Optimal localist and distributed coding of spatiotemporal spike patterns through STDP and coincidence detection

Repeating spatiotemporal spike patterns exist and carry information. Here we investigated how a single spiking neuron can optimally respond to one given pattern (localist coding), or to either one of several patterns (distributed coding, i.e. the neuron's response is ambiguous but the identity of the pattern could be inferred from the response of multiple neurons), but not to random inputs. To do so, we extended a theory developed in a previous paper [Masquelier, 2017], which was limited to localist coding.

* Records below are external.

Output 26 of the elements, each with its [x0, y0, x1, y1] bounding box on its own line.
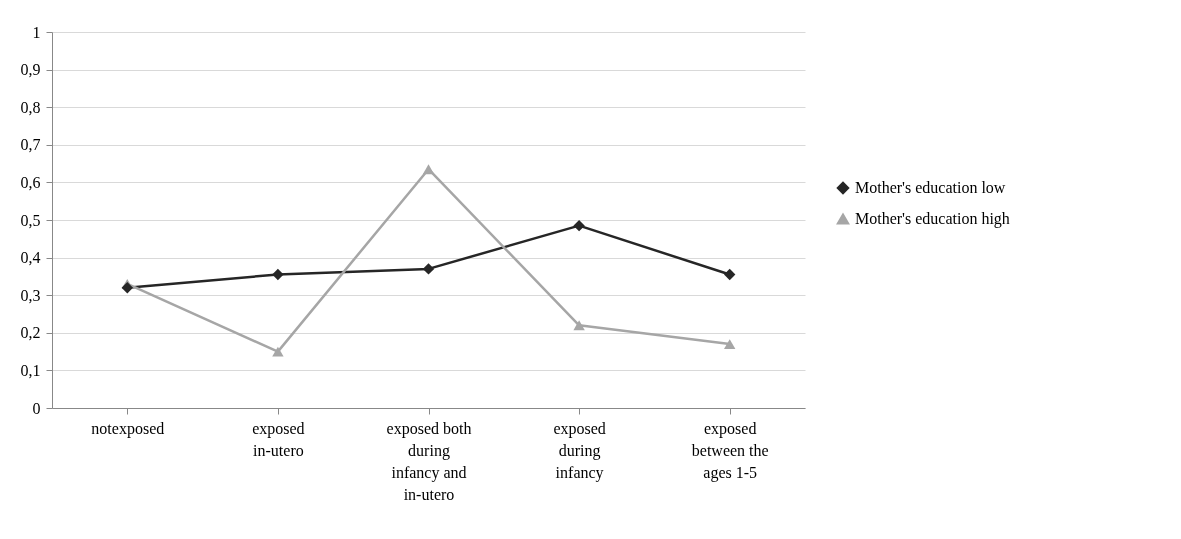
y-tick-label: 0,7	[20, 136, 41, 154]
y-tick-label: 0,2	[20, 324, 41, 342]
legend-label: Mother's education low	[855, 179, 1006, 196]
point	[573, 219, 585, 232]
y-tick-label: 0,8	[20, 98, 41, 116]
point	[272, 346, 284, 357]
point	[422, 164, 435, 175]
y-tick-label: 0,3	[20, 286, 41, 304]
point	[724, 339, 736, 350]
point	[573, 320, 585, 331]
y-tick-label: 0	[32, 399, 41, 417]
point	[121, 281, 133, 294]
x-tick-label: notexposed	[91, 419, 165, 438]
y-tick-label: 1	[32, 23, 41, 41]
x-tick-label: exposed both during infancy and in-utero	[386, 419, 472, 503]
legend-label: Mother's education high	[855, 210, 1010, 228]
x-tick-label: exposed between the ages 1-5	[691, 419, 769, 482]
point	[724, 268, 736, 281]
y-tick-label: 0,9	[20, 61, 41, 79]
y-tick-label: 0,5	[20, 211, 41, 229]
point	[272, 268, 284, 281]
y-tick-label: 0,6	[20, 173, 41, 191]
x-tick-label: exposed in-utero	[252, 419, 305, 459]
y-tick-label: 0,1	[20, 361, 41, 379]
x-tick-label: exposed during infancy	[553, 419, 606, 482]
y-tick-label: 0,4	[20, 249, 41, 267]
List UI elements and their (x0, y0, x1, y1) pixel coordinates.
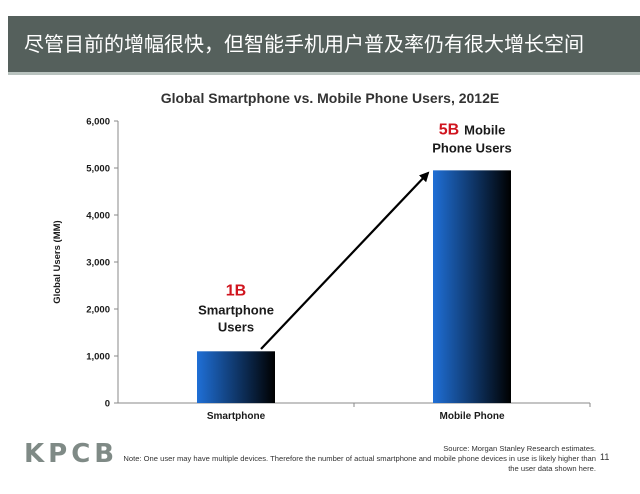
annotation-highlight: 5B (439, 121, 459, 138)
page-number: 11 (600, 452, 610, 462)
bar-smartphone (197, 351, 275, 403)
y-tick-label: 5,000 (86, 164, 110, 175)
footer-notes: Source: Morgan Stanley Research estimate… (96, 444, 596, 474)
bar-mobile-phone (433, 170, 511, 403)
kpcb-logo: KPCB (24, 439, 119, 469)
annotation-highlight: 1B (226, 282, 246, 299)
annotation-line: Phone Users (432, 140, 511, 155)
y-tick-label: 6,000 (86, 117, 110, 128)
y-tick-label: 4,000 (86, 211, 110, 222)
y-tick-label: 3,000 (86, 258, 110, 269)
growth-arrow (260, 171, 430, 350)
device-note-line-1: Note: One user may have multiple devices… (123, 454, 596, 463)
device-note-line-2: the user data shown here. (508, 464, 596, 473)
bar-chart: Global Smartphone vs. Mobile Phone Users… (52, 90, 591, 422)
y-tick-label: 2,000 (86, 305, 110, 316)
source-note: Source: Morgan Stanley Research estimate… (443, 444, 596, 453)
x-tick-label: Mobile Phone (440, 411, 505, 422)
y-tick-label: 0 (105, 399, 110, 410)
x-tick-label: Smartphone (207, 411, 266, 422)
annotation-line: Smartphone (198, 302, 274, 317)
annotation-line: Mobile (464, 122, 505, 137)
chart-title: Global Smartphone vs. Mobile Phone Users… (161, 90, 499, 106)
y-tick-label: 1,000 (86, 352, 110, 363)
header-rule (8, 72, 640, 75)
y-axis-label: Global Users (MM) (52, 220, 63, 303)
annotation-line-1: 5B Mobile (439, 121, 506, 138)
slide-header: 尽管目前的增幅很快，但智能手机用户普及率仍有很大增长空间 (8, 16, 640, 72)
slide-title: 尽管目前的增幅很快，但智能手机用户普及率仍有很大增长空间 (24, 32, 584, 56)
annotation-line: Users (218, 319, 254, 334)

More specifically, we computed analytically the signal-to-noise ratio (SNR) of a multi-pattern-detector neuron, using a threshold-free leaky integrate-and-fire (LIF) neuron model with non-plastic unitary synapses and homogeneous Poisson inputs. Surprisingly, when increasing the number of patterns, the SNR decreases slowly, and remains acceptable for several tens of independent patterns. In addition, we investigated whether spike-timing-dependent plasticity (STDP) could enable a neuron to reach the theoretical optimal SNR. To this aim, we simulated a LIF equipped with STDP, and repeatedly exposed it to multiple input spike patterns, embedded in equally dense Poisson spike trains. The LIF progressively became selective to every repeating pattern with no supervision, and stopped discharging during the Poisson spike trains. Furthermore, using certain STDP parameters, the resulting pattern detectors were optimal. Tens of independent patterns could be learned by a single neuron using a low adaptive threshold, in contrast with previous studies, in which higher thresholds led to localist coding only. Taken together these results suggest that coincidence detection and STDP are powerful mechanisms, fully compatible with distributed coding. Yet we acknowledge that our theory is limited to single neurons, and thus also applies to feed-forward networks, but not to recurrent ones.